I was discussing Xrd last night with that friend who’s way better at fighting games than I am.

His sense is that the new characters have a skewed ratio for effort versus reward, except for bedman who is as hard as a guilty gear character typically is. Leo is okay, because he’s easy, but not great as a character, where Sin and Elphelt are just derp.

His other remarks are that Daisuke Ishiwatari being put in charge of Xrd after another guy did AC lead to a lot of dinosaur-like decisions designwise, like danger time being put in because Daisuke liked the button mash sequences in Samurai Shodown. Also the general reversion to a lot of #reload moves which aren’t as versatile and cool as the AC moves.

His other remark is that he hates the Roman Cancel slowdown, because it makes the game more positional, set-play, knowledge based rather than reads and footsies.

His comparison is between how YRC is used in Xrd now to how FRC was used in GG AC: YRC is used to force respect and both players can react to it trivially, FRC is used to create opportunities that you must act on RIGHT NOW. So one creates mixups, one shuts down your opponent’s options and gives them a chance to react to yours.

Human reaction time is a constant we have to design around and consider carefully, both the average (18 frames), and the upper limits of it (13 frames).

That’s the unique thing about fighting games, frequently occurring unreactable decisions multiple times a second. You don’t really get that in other genres. In RTS, you have hidden information and micro, so there’s counterplay, but in actual encounters, most micro maneuvers don’t really counter your opponent, they’re more about efficiency. You focusing on a fight raises the efficiency of your troops, which helps in critical encounters. In FPS, it seems like there’d be a stronger opportunity for counterplay, but the counters are also soft. Because both of you can shoot and hit successfully at the same time without impeding each other, it’s again about efficiency. The counters are soft, based on terrain and weapon choice. About getting your opponent into a range where you can DPS them really well but they can’t DPS you as well.

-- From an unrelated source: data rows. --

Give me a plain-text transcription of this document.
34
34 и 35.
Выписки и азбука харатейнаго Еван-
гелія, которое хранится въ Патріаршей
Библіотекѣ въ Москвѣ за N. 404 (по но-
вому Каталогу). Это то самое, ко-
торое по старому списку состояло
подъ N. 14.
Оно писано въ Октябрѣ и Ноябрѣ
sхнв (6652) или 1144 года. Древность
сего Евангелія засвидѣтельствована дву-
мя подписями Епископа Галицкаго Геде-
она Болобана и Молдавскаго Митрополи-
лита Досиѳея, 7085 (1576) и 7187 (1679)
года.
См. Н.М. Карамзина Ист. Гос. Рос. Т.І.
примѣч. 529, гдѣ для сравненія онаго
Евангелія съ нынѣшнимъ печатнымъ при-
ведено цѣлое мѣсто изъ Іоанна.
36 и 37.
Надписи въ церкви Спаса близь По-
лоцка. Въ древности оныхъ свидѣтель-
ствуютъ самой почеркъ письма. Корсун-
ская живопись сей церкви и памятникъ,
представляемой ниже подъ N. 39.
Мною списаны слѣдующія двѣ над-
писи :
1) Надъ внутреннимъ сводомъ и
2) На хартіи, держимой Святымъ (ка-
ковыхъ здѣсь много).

And in fighting games, that stuff is a delicate balance, to make a game that has it all and makes it all work. His base point is, the current designers don’t really know what they’re doing and the game is only good because it’s built on top of a rock-solid foundation.

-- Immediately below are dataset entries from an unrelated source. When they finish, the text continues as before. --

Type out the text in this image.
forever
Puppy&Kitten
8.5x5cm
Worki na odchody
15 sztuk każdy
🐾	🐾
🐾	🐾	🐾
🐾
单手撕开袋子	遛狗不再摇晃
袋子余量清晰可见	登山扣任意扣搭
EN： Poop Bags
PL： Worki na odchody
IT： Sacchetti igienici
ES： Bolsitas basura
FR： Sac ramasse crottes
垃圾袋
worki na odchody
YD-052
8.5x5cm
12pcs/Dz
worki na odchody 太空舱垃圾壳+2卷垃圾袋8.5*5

The thread is whatever, a lot of ad hominem insults towards Mike Z, but some people make legitimate arguments for and against his points, and that’s pretty alright. I disagree with some parts of Mike Z’s post, but that’s alright. I mostly cite it in my articles as where games criticism could be. It’s making intelligent evidence-based arguments, which is way better than a lot of other stuff. People won’t agree with all of it, but that’s fine. At least we’re having an intelligent conversation about game design.